“You’ll get crushed by the boat there,” cried the captain, who observed him.
“Perhaps not,” was the reply.
He stood there and watched Jim Welton as he leaped. The mother of the child, unable to restrain herself, climbed on the bulwarks of the vessel. Just as she did so the boat surged up again,—so close that it required but a short step to get into her. Some of the passengers availed themselves of the chance—the poor widow among them. She sprang with a cry of joy, for she saw her child’s face at the moment as they unbound him from Jim’s breast, but she sprang short. Little wonder that a woman should neglect to make due allowance for the quick swooping of the boat! Next moment she was in the boiling foam. A moment later and she was in Stanley Hall’s grasp, and both were swept violently to leeward, but the rope brought them up. Despite darkness and turmoil the quick-eyed coxswain and his mate had noted the incident. Pike payed out the hawser, the coxswain eased off the spring; away went the boat, and next moment Pike had Stanley by the hair. Short was the time required for their strong arms to pull him and his burden in-board; and, oh! it was a touching sight to witness the expressions of the anxious faces that were turned eagerly towards the boat, and glared pale and ghastly in the flaring light, as her sturdy crew hauled slowly up, hand over hand, and got once more under the vessel’s lee.
No sooner were they within reach than another impatient passenger leaped overboard. This was Jim’s faithful dog Neptune! Watching his time with the intelligence of a human being, he sprang, with much greater precision and vigour than any human being could have done, and, alighting on Pike’s shoulders, almost drove that stout boatman into the bottom of the boat.
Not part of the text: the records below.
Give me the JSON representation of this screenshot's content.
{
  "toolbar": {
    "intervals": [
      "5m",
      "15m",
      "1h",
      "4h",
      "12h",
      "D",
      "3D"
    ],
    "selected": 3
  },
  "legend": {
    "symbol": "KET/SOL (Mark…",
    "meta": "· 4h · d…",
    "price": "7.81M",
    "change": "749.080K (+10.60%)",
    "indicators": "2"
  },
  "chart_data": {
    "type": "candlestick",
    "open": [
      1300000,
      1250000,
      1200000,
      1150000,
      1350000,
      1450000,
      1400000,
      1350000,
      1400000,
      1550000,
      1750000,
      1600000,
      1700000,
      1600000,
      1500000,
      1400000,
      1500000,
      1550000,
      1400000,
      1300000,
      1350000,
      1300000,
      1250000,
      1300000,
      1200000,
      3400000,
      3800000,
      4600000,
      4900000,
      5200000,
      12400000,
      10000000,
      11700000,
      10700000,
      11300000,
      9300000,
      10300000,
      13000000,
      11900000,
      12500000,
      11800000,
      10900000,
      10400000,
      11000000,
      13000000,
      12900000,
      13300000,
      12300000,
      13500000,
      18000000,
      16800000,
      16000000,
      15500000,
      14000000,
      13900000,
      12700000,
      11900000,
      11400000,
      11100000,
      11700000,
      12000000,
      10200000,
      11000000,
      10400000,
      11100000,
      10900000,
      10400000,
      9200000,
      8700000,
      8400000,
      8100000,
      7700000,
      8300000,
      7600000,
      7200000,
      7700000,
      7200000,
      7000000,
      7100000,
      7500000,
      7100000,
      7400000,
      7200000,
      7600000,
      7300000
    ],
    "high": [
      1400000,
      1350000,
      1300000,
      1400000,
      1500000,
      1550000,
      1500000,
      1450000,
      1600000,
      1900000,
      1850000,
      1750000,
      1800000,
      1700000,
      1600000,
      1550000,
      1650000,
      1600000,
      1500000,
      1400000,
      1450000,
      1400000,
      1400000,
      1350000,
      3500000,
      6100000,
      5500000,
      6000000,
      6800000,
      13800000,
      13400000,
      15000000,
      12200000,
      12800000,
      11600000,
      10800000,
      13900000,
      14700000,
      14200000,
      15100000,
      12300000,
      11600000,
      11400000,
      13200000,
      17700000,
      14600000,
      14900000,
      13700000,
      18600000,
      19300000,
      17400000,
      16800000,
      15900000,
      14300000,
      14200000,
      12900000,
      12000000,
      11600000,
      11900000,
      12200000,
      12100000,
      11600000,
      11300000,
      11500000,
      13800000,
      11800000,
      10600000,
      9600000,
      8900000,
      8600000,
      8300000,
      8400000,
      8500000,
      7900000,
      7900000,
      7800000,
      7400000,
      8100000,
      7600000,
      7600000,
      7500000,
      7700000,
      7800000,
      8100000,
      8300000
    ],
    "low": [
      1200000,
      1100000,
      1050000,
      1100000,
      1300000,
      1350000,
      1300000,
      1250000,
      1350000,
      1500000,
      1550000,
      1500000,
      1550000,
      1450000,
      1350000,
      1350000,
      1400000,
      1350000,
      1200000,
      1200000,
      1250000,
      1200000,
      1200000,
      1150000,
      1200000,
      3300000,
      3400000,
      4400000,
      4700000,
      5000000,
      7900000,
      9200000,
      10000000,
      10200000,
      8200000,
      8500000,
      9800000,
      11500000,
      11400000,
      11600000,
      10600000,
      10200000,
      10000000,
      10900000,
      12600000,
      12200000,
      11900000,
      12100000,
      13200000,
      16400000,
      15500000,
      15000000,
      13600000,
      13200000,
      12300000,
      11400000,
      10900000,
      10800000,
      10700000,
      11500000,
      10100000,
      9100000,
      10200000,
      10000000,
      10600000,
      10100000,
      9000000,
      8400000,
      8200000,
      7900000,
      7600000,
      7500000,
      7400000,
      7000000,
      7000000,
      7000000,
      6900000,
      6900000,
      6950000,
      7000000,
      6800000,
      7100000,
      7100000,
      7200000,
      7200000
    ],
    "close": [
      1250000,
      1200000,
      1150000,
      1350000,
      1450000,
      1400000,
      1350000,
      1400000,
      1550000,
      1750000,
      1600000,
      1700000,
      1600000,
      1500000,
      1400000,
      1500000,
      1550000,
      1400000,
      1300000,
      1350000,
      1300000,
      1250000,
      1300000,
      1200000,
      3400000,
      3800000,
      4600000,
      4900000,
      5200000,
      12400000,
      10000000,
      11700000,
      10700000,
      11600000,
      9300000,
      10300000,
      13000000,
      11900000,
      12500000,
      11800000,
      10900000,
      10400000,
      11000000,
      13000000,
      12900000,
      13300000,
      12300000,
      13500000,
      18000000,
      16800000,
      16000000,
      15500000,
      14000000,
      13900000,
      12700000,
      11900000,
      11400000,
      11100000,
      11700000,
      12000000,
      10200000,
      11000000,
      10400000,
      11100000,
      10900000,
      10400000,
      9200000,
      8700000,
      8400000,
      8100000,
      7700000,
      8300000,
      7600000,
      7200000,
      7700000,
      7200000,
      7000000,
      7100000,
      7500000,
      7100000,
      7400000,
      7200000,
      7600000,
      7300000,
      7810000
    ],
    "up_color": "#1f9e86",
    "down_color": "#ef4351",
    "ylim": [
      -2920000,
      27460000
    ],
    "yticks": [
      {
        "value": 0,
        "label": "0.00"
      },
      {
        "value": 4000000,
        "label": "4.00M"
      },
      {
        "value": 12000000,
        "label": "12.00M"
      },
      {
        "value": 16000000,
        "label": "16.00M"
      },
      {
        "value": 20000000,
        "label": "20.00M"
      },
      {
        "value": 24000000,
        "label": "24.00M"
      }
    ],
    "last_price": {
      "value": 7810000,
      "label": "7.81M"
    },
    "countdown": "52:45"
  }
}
Soon the boat was as full as it could hold. All the women and children had been got into her, and many of the male passengers, so that there was no room to move; still there remained from twenty to thirty people to be rescued. Seeing this, Jim seized Neptune by the neck and flung him back into the wreck. Catching a rope that hung over the side, he also swung himself on board, saying,—“You and I must sink or swim together, Nep! Shove off, lads, and come back as soon as you can.”
The hawser was slipped as he spoke; the lifeboat was hauled slowly but steadily to windward up to her anchor. Tons of water poured over her every moment, but ran through her discharging tubes, and, deeply loaded though she was, she rose buoyant from each immersion like an invincible sea-monster.
When the anchor was reached, a small portion of the foresail was set, and then, cutting the cable with one blow of a hatchet, away they went like the scudding foam right over the boiling shallows on the spit of sand.
“Hand out a blue-light there,” cried the coxswain. A sharp blow caused the blue-fire to flare up and shed a light that fell strong as that of the full moon on the mingled grave, pale, stern, and terrified faces in the lifeboat.
“Safe!” muttered one of the crew.
“Safe?” was echoed in surprise, no doubt, from several fluttering hearts.